1. I would like to offer something to you, if that is okay. I believe, at this moment, I cannot in any way understand what it is like to be you. I do not believe I know what it is like to be anyone, and I understand you carry with you a vast collection of experiences and knowledge. With that said, I want to try to understand as much as I can about your journey and perspective, so that I can be here with you, not as your teacher, or counselor, or therapist, or even friend, but as another human having a human experience. I don’t consider myself to know the answers; in fact, I believe you to have all the answers that we require to move through this process of discovery. I look forward to this journey with you.

2. I am here for you; you are dedicating your time and your attention, and I respect your commitment to be here. I recognize you have a choice of whom you see, and that you may or may not fit with my person as a whole. Please know that if there is anything about my presentation, my office, or my mannerisms, even my personhood that make you uncomfortable, I am open to you telling me this and will try my very best to be receptive to your input. Please know that any type of discomfort you feel, at any time, and at any moment, takes top priority above any discussion. I understand there may be many thoughts on your mind and that I am by no means able to alleviate all your misgivings, and I recognize this is not possible; yet, I still say this in hopes of creating a safe place for the both of us to sit together. I try in my practice to release the need of agenda, plan of action, or a blueprint we need follow. I am by no means perfect, but stating this to you helps me to remind myself that my top priority is you not my thoughts and needs. This allows the two of us to focus on what you believe is at the heart of your thoughts at all times, and keeps me from thinking I know the answers; as truthfully I know I do not.
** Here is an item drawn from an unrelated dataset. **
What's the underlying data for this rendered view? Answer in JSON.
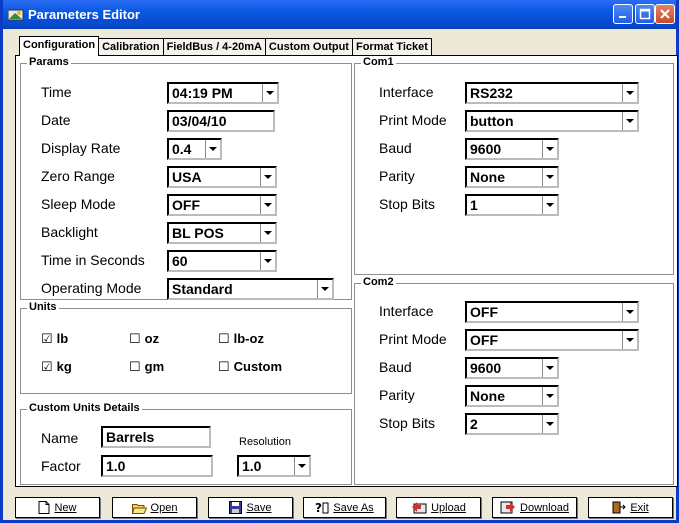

3. If there is something of peak interest to you at the moment, perhaps an interest or a hobby, I am here to listen. I don’t mind if you need to talk the entire time we have allotted, that is what I am here for. I am here to listen above all else, to be present, and to receive you as a whole and complete person. I don’t see myself in lacking and in return I don’t see you as lacking either. I think we are both where we are meant to be and I am truly honored to be in your presence. I am not going to write notes about you, if that is okay, as I wouldn’t think I’d much like a person writing notes about me, but instead, I would like to offer you this paper to take home to write down your thoughts after our meeting; if you do not, this is perfectly fine with me, and if you do, wonderful. Feel free to ask me questions about my journey and respecting the therapist/client boundaries, I will offer out as much vulnerability as I can. I would take joy in meeting you equally in this journey, and will strive to remind myself when I become preachy or seem to think I know more than I do. I am human, but I know, beyond a doubt, that what is important in these rooms is not within me, but within you.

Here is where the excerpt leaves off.